Der Verbraucherzentrale Bundesverband wird in diesem Jahr voraussichtlich mehr Geld von Seiten der Politik erhalten – das berichtet die Zeitung „Welt am Sonntag“. So soll die Verbraucherzentralen-Dachorganisation im Jahr 2022 insgesamt finanzielle Mittel in Höhe von 23,8 Millionen Euro vom Bundesministerium für Justiz und Verbraucherschutz (BMJV) zur Verfügung gestellt bekommen – das wäre eine halbe Million mehr als noch 2021.
Bereits in den vergangenen Jahren waren die Zuwendungen des BMJV deutlich ausgebaut worden. Erhielt der vzbv 2019 laut Jahresbericht noch rund 12,5 Millionen Euro seitens des BMJV, waren es 2020 bereits rund 21,5 Millionen Euro.
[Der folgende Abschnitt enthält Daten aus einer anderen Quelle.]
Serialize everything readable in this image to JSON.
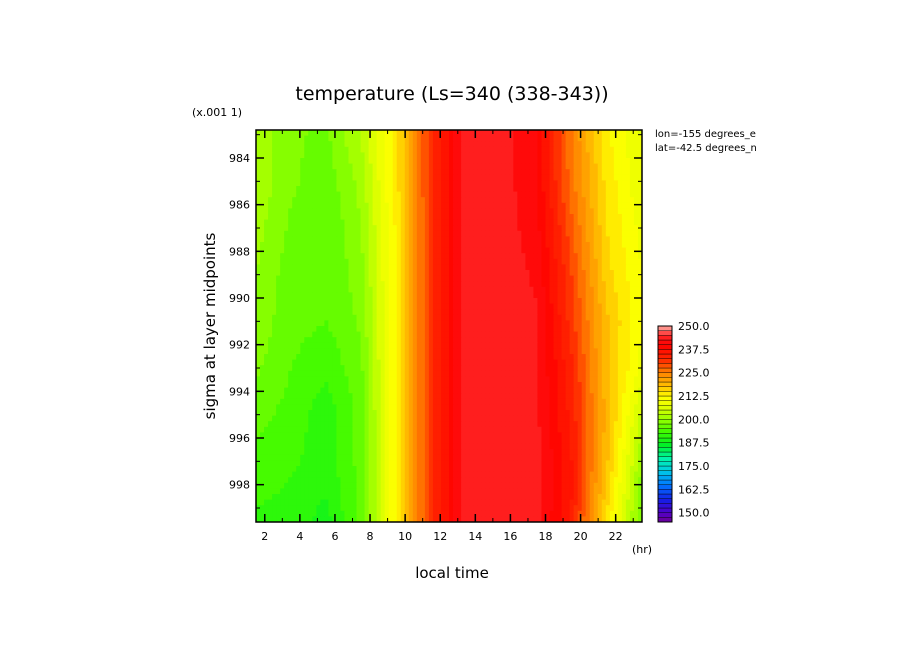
{
  "chart_data": {
    "type": "heatmap",
    "title": "temperature (Ls=340 (338-343))",
    "xlabel": "local time",
    "x_unit": "(hr)",
    "ylabel": "sigma at layer midpoints",
    "y_scale_note": "(x.001 1)",
    "x_ticks": [
      "2",
      "4",
      "6",
      "8",
      "10",
      "12",
      "14",
      "16",
      "18",
      "20",
      "22"
    ],
    "y_ticks": [
      "984",
      "986",
      "988",
      "990",
      "992",
      "994",
      "996",
      "998"
    ],
    "xlim": [
      1.5,
      23.5
    ],
    "ylim": [
      982.8,
      999.6
    ],
    "y_inverted": true,
    "location_notes": [
      "lon=-155 degrees_e",
      "lat=-42.5 degrees_n"
    ],
    "colorbar": {
      "labels": [
        "250.0",
        "237.5",
        "225.0",
        "212.5",
        "200.0",
        "187.5",
        "175.0",
        "162.5",
        "150.0"
      ],
      "range": [
        145,
        250
      ],
      "step": 2.5
    },
    "x_hours": [
      1.5,
      3.5,
      5.5,
      7.5,
      9.5,
      11.5,
      13.5,
      15.5,
      17.5,
      19.5,
      21.5,
      23.5
    ],
    "sigma_levels": [
      982.8,
      985,
      987,
      989,
      991,
      993,
      995,
      997,
      998.5,
      999.6
    ],
    "temperature_K": [
      [
        202,
        198,
        197,
        203,
        214,
        232,
        244,
        244,
        240,
        225,
        213,
        207
      ],
      [
        202,
        198,
        196,
        201,
        214,
        232,
        244,
        244,
        240,
        226,
        214,
        208
      ],
      [
        201,
        197,
        195,
        200,
        213,
        232,
        244,
        244,
        241,
        228,
        215,
        209
      ],
      [
        200,
        196,
        195,
        199,
        213,
        232,
        244,
        244,
        242,
        230,
        216,
        210
      ],
      [
        199,
        196,
        195,
        198,
        213,
        232,
        244,
        244,
        243,
        231,
        218,
        210
      ],
      [
        198,
        195,
        193,
        197,
        213,
        232,
        244,
        244,
        243,
        233,
        218,
        209
      ],
      [
        196,
        194,
        191,
        196,
        213,
        232,
        244,
        244,
        243,
        234,
        219,
        204
      ],
      [
        194,
        193,
        191,
        196,
        213,
        232,
        244,
        245,
        244,
        235,
        218,
        200
      ],
      [
        193,
        192,
        190,
        196,
        213,
        232,
        244,
        245,
        244,
        235,
        216,
        198
      ],
      [
        192,
        191,
        189,
        196,
        213,
        232,
        244,
        245,
        244,
        234,
        214,
        197
      ]
    ]
  }
}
Die deutlich dickere Finanzspritze resultiert allerdings aus einem Sondereffekt: So wurden bis 2019 die "Marktwächter"-Programme über Projektmittel finanziert. 2020 wurden diese Projekte dann institutionalisiert und firmieren seitdem unter dem Titel Marktbeobachtung unter dem Dach des vzbv.
Zurückgefahren wird auf der anderen Seite offenbar das finanzielle Engagement des Justizministeriums gegenüber der „Stiftung Warentest“. Diese bekommt in diesem Haushaltsjahr noch einen Zuschuss von 970.000 Euro, 2023 sollen es dann nur noch 490.000 Euro sein. 2024 soll es keine finanzielle Förderung mehr geben, schreibt die „Welt“.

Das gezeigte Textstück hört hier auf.